And that's here on Earth. In microgravity, once a nappy becomes full, it doesn't take much for the liquid to start travelling around the suit and sticking to other parts of the body.

"The diaper is only a very temporary solution, and doesn't provide a healthy/protective option longer than one day," NASA writes on the competition page. "You don't want any of these solids and fluids stuck to your body for six days."

NASA has now called upon the public to help them come up with a solution to this problem. Some things to keep in mind is that new space suit is very tight, with not a lot of room for a high-tech system.

There's also the issue of microgravity to consider, as well as the fact that the suit needs to remain sealed to protect astronauts from the vacuum of space. And any system you come up with has to be hands-free.

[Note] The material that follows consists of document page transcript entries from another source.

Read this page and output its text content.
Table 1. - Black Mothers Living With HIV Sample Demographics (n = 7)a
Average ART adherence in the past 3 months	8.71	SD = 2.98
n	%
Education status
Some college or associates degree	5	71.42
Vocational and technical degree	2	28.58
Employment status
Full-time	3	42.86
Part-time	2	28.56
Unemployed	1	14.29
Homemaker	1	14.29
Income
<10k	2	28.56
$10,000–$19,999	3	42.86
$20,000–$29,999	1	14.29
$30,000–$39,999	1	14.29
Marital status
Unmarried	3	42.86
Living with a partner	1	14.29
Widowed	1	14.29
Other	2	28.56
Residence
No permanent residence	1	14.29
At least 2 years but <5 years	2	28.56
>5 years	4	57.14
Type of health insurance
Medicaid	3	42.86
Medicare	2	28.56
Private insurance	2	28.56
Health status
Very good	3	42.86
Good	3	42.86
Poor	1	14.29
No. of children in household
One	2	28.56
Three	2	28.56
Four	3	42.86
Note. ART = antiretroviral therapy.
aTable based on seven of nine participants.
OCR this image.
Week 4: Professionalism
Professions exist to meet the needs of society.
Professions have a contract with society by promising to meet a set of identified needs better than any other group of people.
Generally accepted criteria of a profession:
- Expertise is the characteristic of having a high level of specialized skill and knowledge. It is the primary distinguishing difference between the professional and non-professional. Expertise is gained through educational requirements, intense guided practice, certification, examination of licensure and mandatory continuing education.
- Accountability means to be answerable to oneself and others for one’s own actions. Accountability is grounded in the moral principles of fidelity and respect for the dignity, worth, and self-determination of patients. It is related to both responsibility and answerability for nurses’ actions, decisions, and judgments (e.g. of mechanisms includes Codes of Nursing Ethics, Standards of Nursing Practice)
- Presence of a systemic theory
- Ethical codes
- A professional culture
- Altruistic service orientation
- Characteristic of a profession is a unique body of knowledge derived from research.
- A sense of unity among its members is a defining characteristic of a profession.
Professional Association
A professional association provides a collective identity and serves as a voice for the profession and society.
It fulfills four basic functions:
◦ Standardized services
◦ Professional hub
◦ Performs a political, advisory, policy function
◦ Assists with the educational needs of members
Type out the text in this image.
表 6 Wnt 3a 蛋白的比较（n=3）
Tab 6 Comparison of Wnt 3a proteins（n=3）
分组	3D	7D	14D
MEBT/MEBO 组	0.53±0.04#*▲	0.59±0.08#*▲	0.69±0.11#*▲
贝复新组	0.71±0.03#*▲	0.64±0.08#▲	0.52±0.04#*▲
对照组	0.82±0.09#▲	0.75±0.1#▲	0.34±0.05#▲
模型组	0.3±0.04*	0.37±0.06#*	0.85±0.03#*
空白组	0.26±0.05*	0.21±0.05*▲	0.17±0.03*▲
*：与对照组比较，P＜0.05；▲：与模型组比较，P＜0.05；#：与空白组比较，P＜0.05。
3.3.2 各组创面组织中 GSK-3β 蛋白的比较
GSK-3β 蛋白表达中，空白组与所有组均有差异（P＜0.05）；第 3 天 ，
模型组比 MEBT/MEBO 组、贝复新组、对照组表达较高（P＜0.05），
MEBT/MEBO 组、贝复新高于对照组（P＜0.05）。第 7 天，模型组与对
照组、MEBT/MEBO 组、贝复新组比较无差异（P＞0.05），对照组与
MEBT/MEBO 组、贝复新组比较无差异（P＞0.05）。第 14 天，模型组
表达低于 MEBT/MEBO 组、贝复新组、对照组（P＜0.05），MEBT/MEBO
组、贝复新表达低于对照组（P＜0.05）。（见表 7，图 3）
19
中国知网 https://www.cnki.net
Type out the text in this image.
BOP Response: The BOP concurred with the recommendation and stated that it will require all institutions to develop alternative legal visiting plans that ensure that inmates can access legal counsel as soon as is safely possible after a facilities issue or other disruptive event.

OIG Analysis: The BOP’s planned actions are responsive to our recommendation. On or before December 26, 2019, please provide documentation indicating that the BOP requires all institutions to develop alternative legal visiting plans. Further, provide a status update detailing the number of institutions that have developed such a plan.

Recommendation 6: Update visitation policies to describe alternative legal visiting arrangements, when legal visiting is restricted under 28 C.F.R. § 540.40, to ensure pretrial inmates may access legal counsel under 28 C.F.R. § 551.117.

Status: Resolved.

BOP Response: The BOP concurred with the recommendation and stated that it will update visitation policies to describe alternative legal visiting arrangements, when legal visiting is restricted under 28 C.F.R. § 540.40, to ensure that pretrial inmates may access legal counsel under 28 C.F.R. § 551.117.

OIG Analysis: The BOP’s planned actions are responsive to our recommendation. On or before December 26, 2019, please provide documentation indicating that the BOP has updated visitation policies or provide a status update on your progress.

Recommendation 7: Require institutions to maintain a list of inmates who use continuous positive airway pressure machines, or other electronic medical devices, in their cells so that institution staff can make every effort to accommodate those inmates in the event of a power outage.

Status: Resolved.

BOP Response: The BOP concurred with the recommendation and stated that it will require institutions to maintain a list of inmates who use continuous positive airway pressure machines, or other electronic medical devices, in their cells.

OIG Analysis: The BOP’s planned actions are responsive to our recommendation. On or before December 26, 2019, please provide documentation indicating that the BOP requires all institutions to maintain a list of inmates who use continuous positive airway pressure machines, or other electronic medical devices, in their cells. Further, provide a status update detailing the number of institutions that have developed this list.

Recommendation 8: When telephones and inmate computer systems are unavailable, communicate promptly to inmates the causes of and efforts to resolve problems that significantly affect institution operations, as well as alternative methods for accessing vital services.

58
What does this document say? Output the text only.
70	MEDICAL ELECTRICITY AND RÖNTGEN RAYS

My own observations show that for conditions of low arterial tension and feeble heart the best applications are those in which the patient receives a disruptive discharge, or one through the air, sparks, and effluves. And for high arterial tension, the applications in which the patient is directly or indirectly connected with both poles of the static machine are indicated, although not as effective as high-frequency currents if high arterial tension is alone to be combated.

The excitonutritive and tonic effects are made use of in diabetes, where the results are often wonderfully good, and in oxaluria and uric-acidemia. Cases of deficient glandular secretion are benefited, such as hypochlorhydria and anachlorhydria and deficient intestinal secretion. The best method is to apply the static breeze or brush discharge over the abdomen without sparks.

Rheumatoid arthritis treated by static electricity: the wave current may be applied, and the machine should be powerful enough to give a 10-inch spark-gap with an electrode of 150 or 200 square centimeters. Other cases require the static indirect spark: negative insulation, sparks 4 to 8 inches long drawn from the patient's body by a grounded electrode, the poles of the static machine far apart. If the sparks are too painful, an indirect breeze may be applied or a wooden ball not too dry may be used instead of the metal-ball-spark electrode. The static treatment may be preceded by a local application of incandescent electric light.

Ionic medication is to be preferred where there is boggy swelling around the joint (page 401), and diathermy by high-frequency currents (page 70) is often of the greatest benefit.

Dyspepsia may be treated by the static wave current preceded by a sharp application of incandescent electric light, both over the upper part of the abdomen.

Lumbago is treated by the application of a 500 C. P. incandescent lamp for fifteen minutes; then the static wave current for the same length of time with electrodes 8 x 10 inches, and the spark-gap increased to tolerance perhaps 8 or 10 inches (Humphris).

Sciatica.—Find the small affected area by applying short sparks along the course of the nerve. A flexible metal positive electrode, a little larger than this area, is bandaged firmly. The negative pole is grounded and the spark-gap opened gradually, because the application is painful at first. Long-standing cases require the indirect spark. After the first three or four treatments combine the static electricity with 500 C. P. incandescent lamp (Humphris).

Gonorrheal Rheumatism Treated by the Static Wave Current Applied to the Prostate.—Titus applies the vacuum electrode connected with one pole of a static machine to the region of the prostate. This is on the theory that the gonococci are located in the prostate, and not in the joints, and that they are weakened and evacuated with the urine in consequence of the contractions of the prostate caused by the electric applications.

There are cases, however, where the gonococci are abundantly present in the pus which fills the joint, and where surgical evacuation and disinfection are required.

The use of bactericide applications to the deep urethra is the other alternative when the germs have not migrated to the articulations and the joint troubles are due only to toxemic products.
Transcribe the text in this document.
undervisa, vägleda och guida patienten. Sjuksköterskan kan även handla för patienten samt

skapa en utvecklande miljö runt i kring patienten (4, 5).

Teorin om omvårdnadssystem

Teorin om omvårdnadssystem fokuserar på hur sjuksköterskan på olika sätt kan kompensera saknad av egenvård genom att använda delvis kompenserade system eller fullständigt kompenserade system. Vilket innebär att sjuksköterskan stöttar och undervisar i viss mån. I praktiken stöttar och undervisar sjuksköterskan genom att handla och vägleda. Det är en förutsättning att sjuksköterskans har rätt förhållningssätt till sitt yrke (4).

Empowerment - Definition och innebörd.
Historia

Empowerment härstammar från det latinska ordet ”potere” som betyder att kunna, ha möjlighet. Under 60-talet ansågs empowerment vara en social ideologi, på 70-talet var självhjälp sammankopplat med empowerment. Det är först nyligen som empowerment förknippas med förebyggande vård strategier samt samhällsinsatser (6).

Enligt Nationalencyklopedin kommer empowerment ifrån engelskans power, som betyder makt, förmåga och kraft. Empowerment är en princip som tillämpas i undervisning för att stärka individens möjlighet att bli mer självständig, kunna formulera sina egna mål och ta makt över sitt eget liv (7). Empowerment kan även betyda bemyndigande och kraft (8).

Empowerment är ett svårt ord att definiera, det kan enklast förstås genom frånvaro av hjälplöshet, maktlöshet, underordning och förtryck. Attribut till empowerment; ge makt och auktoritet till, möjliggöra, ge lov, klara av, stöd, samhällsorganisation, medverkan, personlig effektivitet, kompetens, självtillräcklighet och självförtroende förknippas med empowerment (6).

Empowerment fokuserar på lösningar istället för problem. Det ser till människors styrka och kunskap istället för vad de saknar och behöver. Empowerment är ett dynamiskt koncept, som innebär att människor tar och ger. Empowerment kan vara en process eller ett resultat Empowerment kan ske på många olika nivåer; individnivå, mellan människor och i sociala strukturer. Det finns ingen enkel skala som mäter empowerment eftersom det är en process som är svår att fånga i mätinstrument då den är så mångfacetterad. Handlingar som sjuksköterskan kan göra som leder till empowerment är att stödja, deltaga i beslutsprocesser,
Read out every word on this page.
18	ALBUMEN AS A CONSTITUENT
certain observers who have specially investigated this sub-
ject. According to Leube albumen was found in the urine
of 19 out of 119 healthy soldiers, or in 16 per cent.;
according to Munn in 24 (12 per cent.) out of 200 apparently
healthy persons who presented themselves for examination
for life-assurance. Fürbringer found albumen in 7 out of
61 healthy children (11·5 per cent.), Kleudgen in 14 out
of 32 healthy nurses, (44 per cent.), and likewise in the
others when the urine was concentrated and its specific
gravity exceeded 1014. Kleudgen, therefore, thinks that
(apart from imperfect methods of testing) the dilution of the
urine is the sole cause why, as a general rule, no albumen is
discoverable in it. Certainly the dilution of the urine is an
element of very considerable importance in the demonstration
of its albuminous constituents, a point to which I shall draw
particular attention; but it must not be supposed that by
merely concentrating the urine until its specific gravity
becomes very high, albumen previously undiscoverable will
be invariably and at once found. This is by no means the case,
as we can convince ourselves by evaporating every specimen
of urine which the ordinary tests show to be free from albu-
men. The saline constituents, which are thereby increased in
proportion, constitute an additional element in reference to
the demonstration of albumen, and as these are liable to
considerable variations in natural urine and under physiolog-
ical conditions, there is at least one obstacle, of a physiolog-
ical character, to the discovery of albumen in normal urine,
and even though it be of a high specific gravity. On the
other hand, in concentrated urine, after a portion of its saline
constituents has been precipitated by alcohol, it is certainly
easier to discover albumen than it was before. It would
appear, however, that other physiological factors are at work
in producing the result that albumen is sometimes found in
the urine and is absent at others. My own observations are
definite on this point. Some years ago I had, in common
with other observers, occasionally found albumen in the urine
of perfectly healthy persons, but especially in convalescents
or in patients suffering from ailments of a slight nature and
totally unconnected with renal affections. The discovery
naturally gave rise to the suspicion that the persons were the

"While sealed, it is impossible for an astronaut to access their own body, even to scratch their nose," says NASA.

If you think you might have what it takes to improve NASA's spacesuit and keep astronauts safe in space, you have until 20 December 2016 to submit your idea.

NASA's goal is to test up to three of the top ideas within a year and fully implement them in the next three years. They'll also award up to three US$30,000 prizes to winners.

It's a pretty great competition - after all, if some of the most talented minds in space engineering can't solve a problem, what better option is there than throwing it at the great collective mind of the public to see what comes back? 

"As humans push beyond low earth orbit and travel to the Moon and Mars, we'll have many problems to solve - most of them very complex technical problems," says Mastracchio.

"But some are as simple as how do we go to the bathroom in space. It isn't glamorous, but it is necessary for survival."

Get brainstorming and submit your ideas by 20 December. Good luck!